Improving behavioural flexibility to treat drug addiction (Internal)

This project aims to restore cognitive control that has been disrupted by repeated exposure to methamphetamine. We will administer selective pharmacotherapeutics targeting the brain dopamine system and determine the effects on reversal learning in control rats and in rats that have been exposed to methamphetamine. Students will learn technical and conceptual skills in the behavioural pharmacology of drug addiction.

The use of mātauranga Māori and rongoa Māori to assist the Department of Conservation in developing an awareness of how Traditional Ecological Knowledge (TEK) is conceptualised and can be applied in conservation and management (External)

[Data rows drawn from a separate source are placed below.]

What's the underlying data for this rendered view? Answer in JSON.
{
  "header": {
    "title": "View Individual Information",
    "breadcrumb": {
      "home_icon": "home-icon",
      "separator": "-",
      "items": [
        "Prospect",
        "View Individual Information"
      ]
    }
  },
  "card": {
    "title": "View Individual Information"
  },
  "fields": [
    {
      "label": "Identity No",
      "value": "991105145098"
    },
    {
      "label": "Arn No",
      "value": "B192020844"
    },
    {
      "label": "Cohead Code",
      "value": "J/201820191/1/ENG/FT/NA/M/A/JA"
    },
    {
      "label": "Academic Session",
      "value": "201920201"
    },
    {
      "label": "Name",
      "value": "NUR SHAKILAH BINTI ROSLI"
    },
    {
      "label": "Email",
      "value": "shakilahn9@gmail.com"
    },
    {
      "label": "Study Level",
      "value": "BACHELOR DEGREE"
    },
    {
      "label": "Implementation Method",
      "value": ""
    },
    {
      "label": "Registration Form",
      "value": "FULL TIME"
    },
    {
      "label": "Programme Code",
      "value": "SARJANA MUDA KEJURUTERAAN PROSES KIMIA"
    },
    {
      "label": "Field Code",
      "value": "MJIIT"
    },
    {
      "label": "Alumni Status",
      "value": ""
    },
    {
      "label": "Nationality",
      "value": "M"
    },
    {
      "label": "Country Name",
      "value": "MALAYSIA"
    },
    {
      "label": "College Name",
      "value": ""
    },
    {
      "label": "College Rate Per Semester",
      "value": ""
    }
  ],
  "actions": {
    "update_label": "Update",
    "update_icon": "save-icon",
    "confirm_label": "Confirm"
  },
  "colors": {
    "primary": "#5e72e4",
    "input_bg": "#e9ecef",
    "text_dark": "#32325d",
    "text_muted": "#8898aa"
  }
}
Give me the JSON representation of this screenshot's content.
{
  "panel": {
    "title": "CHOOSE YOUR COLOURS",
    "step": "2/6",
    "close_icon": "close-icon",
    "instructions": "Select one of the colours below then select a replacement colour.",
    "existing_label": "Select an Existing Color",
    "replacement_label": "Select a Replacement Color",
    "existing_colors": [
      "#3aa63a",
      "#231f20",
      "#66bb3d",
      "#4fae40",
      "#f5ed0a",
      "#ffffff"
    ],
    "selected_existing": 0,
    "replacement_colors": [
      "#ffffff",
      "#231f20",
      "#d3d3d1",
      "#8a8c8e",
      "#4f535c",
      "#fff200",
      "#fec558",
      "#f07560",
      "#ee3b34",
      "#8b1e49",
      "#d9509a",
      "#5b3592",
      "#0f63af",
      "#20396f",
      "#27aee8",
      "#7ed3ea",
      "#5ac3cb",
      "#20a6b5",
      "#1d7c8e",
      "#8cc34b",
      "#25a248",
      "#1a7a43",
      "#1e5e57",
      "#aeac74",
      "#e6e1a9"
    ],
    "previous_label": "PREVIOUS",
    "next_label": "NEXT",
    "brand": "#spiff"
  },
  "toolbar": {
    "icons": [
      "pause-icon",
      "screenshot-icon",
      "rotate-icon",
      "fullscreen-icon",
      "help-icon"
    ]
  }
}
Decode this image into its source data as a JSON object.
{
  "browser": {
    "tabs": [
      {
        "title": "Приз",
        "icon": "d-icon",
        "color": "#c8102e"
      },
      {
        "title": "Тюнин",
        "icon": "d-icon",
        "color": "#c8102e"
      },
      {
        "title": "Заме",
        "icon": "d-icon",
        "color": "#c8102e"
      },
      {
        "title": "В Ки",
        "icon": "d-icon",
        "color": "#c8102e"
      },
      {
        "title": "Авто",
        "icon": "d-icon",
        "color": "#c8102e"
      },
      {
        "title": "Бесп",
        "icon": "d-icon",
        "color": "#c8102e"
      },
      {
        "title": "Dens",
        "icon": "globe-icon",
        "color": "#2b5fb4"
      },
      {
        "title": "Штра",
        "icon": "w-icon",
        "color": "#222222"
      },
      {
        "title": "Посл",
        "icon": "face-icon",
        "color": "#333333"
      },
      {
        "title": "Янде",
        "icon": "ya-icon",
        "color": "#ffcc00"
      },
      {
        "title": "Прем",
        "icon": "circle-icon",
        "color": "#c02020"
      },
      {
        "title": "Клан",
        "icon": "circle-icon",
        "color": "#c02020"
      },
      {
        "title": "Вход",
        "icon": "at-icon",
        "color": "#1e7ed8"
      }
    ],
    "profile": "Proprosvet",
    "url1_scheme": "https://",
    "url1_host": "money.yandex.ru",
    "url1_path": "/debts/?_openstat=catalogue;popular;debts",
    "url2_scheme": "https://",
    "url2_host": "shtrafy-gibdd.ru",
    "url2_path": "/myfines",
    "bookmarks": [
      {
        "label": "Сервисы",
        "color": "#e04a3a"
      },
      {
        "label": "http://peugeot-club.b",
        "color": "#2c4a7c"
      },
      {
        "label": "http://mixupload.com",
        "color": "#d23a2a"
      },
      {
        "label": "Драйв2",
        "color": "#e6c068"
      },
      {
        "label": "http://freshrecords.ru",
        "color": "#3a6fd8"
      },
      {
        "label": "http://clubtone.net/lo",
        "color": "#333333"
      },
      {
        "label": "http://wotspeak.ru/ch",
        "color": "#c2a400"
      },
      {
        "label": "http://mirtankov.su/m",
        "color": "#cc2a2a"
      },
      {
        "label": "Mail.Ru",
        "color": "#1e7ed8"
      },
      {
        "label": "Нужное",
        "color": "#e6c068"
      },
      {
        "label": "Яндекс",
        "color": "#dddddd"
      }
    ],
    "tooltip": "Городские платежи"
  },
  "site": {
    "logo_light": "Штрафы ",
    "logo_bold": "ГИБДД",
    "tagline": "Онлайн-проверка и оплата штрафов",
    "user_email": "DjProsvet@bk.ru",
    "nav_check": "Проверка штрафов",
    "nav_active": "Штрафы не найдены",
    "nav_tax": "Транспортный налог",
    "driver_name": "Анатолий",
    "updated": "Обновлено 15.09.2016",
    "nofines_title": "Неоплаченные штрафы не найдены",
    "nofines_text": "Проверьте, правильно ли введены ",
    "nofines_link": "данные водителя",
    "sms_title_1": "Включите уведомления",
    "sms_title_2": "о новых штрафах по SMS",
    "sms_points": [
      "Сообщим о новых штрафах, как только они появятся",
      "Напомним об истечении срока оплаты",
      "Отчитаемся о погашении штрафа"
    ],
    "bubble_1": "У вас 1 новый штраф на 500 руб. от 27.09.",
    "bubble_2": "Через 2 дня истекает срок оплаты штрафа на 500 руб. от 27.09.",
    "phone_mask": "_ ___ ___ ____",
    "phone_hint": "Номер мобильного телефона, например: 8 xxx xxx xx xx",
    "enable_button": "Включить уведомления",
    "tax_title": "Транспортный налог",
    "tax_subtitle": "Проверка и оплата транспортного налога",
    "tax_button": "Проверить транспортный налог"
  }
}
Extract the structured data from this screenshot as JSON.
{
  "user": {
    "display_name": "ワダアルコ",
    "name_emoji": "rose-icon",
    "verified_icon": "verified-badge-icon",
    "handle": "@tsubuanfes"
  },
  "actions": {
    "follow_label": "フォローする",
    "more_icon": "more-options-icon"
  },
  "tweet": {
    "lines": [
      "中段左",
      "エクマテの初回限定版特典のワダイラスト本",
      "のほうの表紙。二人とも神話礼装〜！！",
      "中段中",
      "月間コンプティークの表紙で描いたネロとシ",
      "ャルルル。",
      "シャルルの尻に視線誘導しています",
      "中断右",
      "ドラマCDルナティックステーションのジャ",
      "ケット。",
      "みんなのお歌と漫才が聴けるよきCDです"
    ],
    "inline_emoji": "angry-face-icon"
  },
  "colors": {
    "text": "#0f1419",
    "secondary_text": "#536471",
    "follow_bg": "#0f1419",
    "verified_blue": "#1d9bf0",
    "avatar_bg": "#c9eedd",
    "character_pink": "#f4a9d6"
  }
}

Kauri dieback spores infect the roots and damage the tissues that carry nutrients within the tree, eventually killing it. The disease can be spread by only a pinhead of soil. The spores contaminate soil, which can be moved around by human activity, animals (especially pigs) and vehicles. Infected trees will eventually show a range of symptoms, such as yellowing foliage, leaf loss, dead branches, and often (but not always) lesions that bleed resin at the base of the trunk. DOC is responsible for many of New Zealand’s most significant kauri forests, including Waipoua Forest, which is home to the iconic Tâne Mahuta, the largest kauri in New Zealand. DOC is part of a Ministry for Primary Industries (MPI)-led collaboration that is undertaking research to develop a treatment for kauri dieback. Mātauranga Māori or Traditional Ecological Knowledge is a mixture of knowledge, beliefs, and practices operating in an iterative and holistic system that emerges over time, across generations. TEK has been applied in the management of various flora and fauna species for millennia. While many scholars of mātauranga Māori understand TEK as science, some researchers still maintain the philosophical question of whether it is, indeed, “science" as the understanding of what TEK is and in which circumstances and how to use it remain unclear. This uncertainty may lead to inequitable approaches to research with Indigenous communities. Therefore, it is worth exploring how DOC conceptualises mātauranga Māori and question how it may be considered in pursuits of acquiring the best available science for natural resource management. The results will provide DOC some foundation knowledge on how mātauranga Māori could enhance the knowledge base for decision-making about ecosystems, species and their habitats, and provide longitudinal knowledge for climate change projects. This may strengthen relationships with Whanau, Hapu and Iwi over topics of common interest, reduce misunderstandings about Iwi natural resource perspectives, and broaden understandings of ethics of wildlife use. Research using both Māori and Western paradigms could result in mutually agreeable and equitable approaches to conservation.